Effective approaches to change management include the following:

• Facilitate good working relationships among departments that have a direct responsibility for health IT systems, medical technology, and change management. Involve the appropriate stakeholders when changes are planned.
• Maintain an inventory listing the interfaced devices and systems present within the institution, including the software versions and configurations of the various interfaced components.
• Take steps to ensure that changes are assessed, approved, tested, and implemented in a controlled manner. ECRI Institute recommends that, when possible, the changes and associated system functionality be tested and verified in a test environment before implementation in a live clinical setting. Change management applies to a variety of actions, including hardware upgrades, software upgrades, security changes, new applications, new work processes, and planned maintenance.
• Evaluate the facility’s policies and procedures regarding change management. Care should be taken to determine how technology decisions involving health IT systems, medical devices, and IT networks can affect current operations, patient care, and clinician work processes.

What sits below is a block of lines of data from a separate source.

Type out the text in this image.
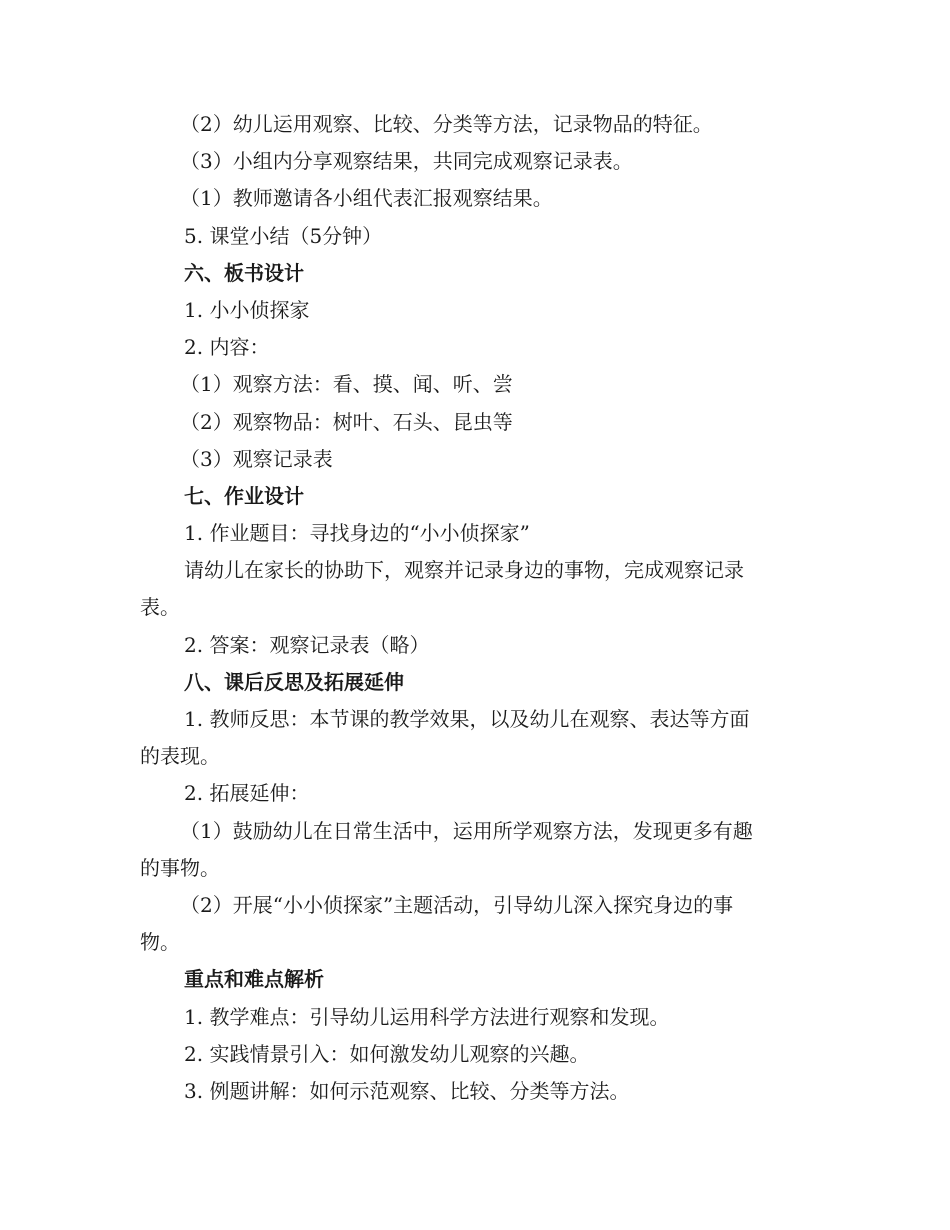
（2）幼儿运用观察、比较、分类等方法，记录物品的特征。
（3）小组内分享观察结果，共同完成观察记录表。
（1）教师邀请各小组代表汇报观察结果。
5. 课堂小结（5分钟）
六、板书设计
1. 小小侦探家
2. 内容：
（1）观察方法：看、摸、闻、听、尝
（2）观察物品：树叶、石头、昆虫等
（3）观察记录表
七、作业设计
1. 作业题目：寻找身边的“小小侦探家”
请幼儿在家长的协助下，观察并记录身边的事物，完成观察记录
表。
2. 答案：观察记录表（略）
八、课后反思及拓展延伸
1. 教师反思：本节课的教学效果，以及幼儿在观察、表达等方面
的表现。
2. 拓展延伸：
（1）鼓励幼儿在日常生活中，运用所学观察方法，发现更多有趣
的事物。
（2）开展“小小侦探家”主题活动，引导幼儿深入探究身边的事
物。
重点和难点解析
1. 教学难点：引导幼儿运用科学方法进行观察和发现。
2. 实践情景引入：如何激发幼儿观察的兴趣。
3. 例题讲解：如何示范观察、比较、分类等方法。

• Develop contract wording that is specific to change management. For example, contracts with vendors should require the necessary documents (e.g., revised specifications, software upgrade documentation, test scenarios) to be provided to the appropriately designated staff member(s) to facilitate change management. Stipulating that vendors provide advance notice of impending changes can give healthcare facilities time to budget and adequately plan for those changes.
• Ensure that any system updates do not jeopardise processes to maintain the privacy of patients’ protected health information and the security of records with that information.

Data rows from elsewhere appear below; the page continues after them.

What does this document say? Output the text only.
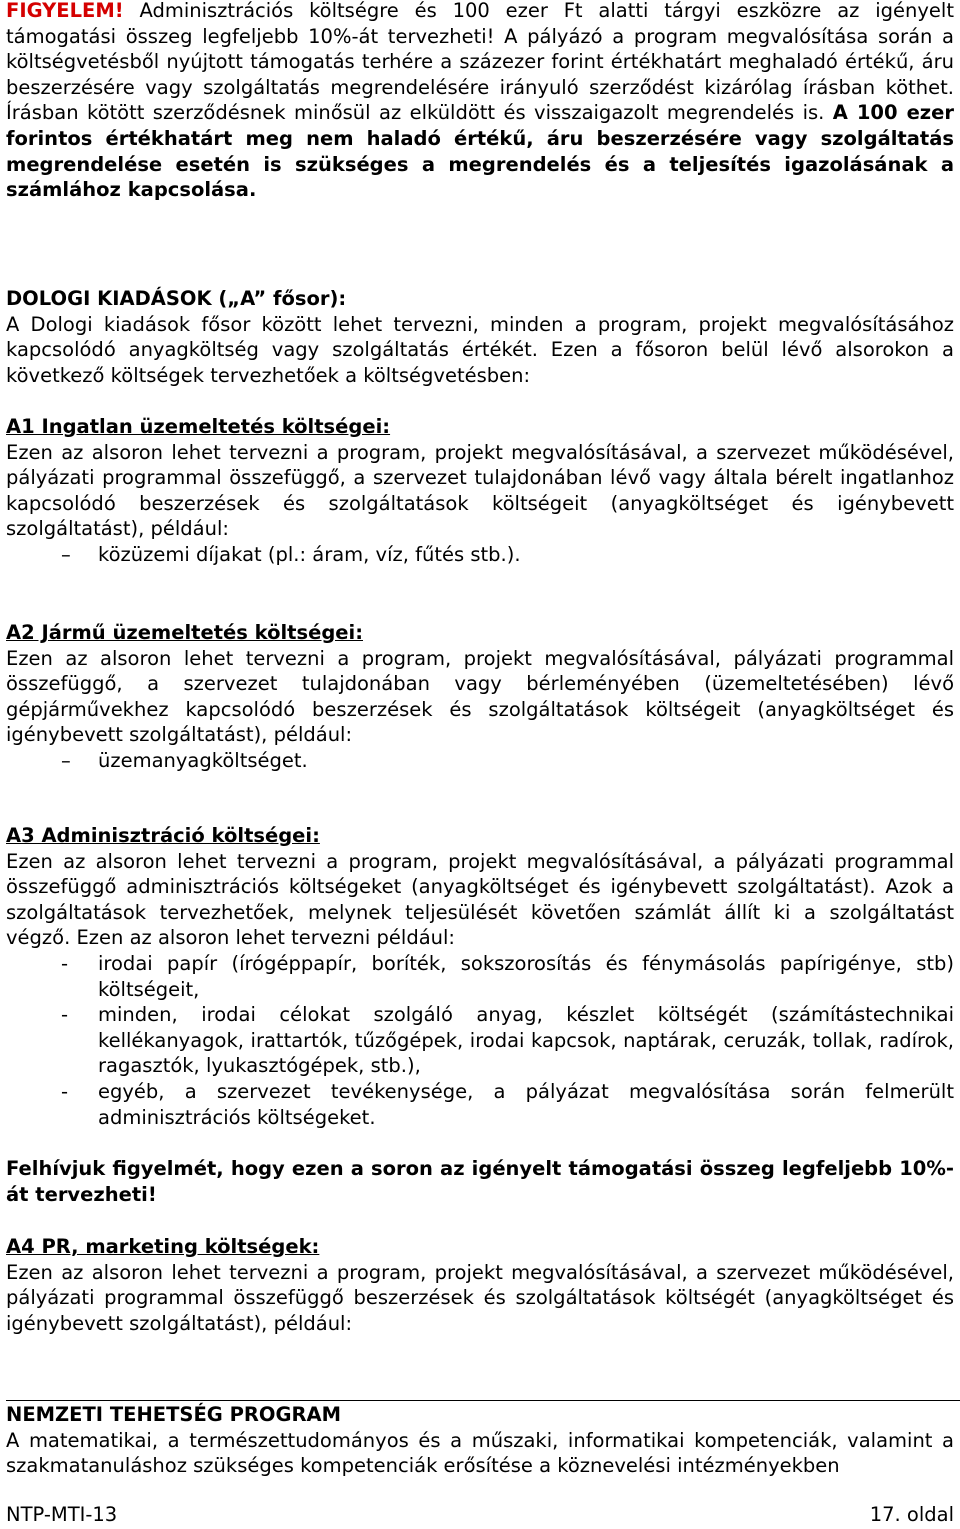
FIGYELEM! Adminisztrációs költségre és 100 ezer Ft alatti tárgyi eszközre az igényelt támogatási összeg legfeljebb 10%-át tervezheti! A pályázó a program megvalósítása során a költségvetésből nyújtott támogatás terhére a százezer forint értékhatárt meghaladó értékű, áru beszerzésére vagy szolgáltatás megrendelésére irányuló szerződést kizárólag írásban köthet. Írásban kötött szerződésnek minősül az elküldött és visszaigazolt megrendelés is. A 100 ezer forintos értékhatárt meg nem haladó értékű, áru beszerzésére vagy szolgáltatás megrendelése esetén is szükséges a megrendelés és a teljesítés igazolásának a számlához kapcsolása.

DOLOGI KIADÁSOK („A” fősor):

A Dologi kiadások fősor között lehet tervezni, minden a program, projekt megvalósításához kapcsolódó anyagköltség vagy szolgáltatás értékét. Ezen a fősoron belül lévő alsorokon a következő költségek tervezhetőek a költségvetésben:

A1 Ingatlan üzemeltetés költségei:

Ezen az alsoron lehet tervezni a program, projekt megvalósításával, a szervezet működésével, pályázati programmal összefüggő, a szervezet tulajdonában lévő vagy általa bérelt ingatlanhoz kapcsolódó beszerzések és szolgáltatások költségeit (anyagköltséget és igénybevett szolgáltatást), például:

– közüzemi díjakat (pl.: áram, víz, fűtés stb.).

A2 Jármű üzemeltetés költségei:

Ezen az alsoron lehet tervezni a program, projekt megvalósításával, pályázati programmal összefüggő, a szervezet tulajdonában vagy bérleményében (üzemeltetésében) lévő gépjárművekhez kapcsolódó beszerzések és szolgáltatások költségeit (anyagköltséget és igénybevett szolgáltatást), például:

– üzemanyagköltséget.

A3 Adminisztráció költségei:

Ezen az alsoron lehet tervezni a program, projekt megvalósításával, a pályázati programmal összefüggő adminisztrációs költségeket (anyagköltséget és igénybevett szolgáltatást). Azok a szolgáltatások tervezhetőek, melynek teljesülését követően számlát állít ki a szolgáltatást végző. Ezen az alsoron lehet tervezni például:

- irodai papír (írógéppapír, boríték, sokszorosítás és fénymásolás papírigénye, stb) költségeit,

- minden, irodai célokat szolgáló anyag, készlet költségét (számítástechnikai kellékanyagok, irattartók, tűzőgépek, irodai kapcsok, naptárak, ceruzák, tollak, radírok, ragasztók, lyukasztógépek, stb.),

- egyéb, a szervezet tevékenysége, a pályázat megvalósítása során felmerült adminisztrációs költségeket.

Felhívjuk figyelmét, hogy ezen a soron az igényelt támogatási összeg legfeljebb 10%-át tervezheti!

A4 PR, marketing költségek:

Ezen az alsoron lehet tervezni a program, projekt megvalósításával, a szervezet működésével, pályázati programmal összefüggő beszerzések és szolgáltatások költségét (anyagköltséget és igénybevett szolgáltatást), például:

NEMZETI TEHETSÉG PROGRAM

A matematikai, a természettudományos és a műszaki, informatikai kompetenciák, valamint a szakmatanuláshoz szükséges kompetenciák erősítése a köznevelési intézményekben

NTP-MTI-13	17. oldal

• When making changes to interfaced systems, closely monitor the systems after the change is made to ensure their safe and effective performance.
• Provide frontline staff members a point of contact for reporting problems related to change management and health IT systems. Education, training, and good escalation procedures (so that reports reach someone who can respond if the first person is unavailable or lacks the necessary competence) can help to ensure that problems are addressed with the appropriate urgency. In addition, consider applying risk management principles to change management as discussed in the IEC 80001-1 standard, Application of Risk Management for IT-Networks Incorporating Medical Devices— Part 1: Roles, Responsibilities and Activities.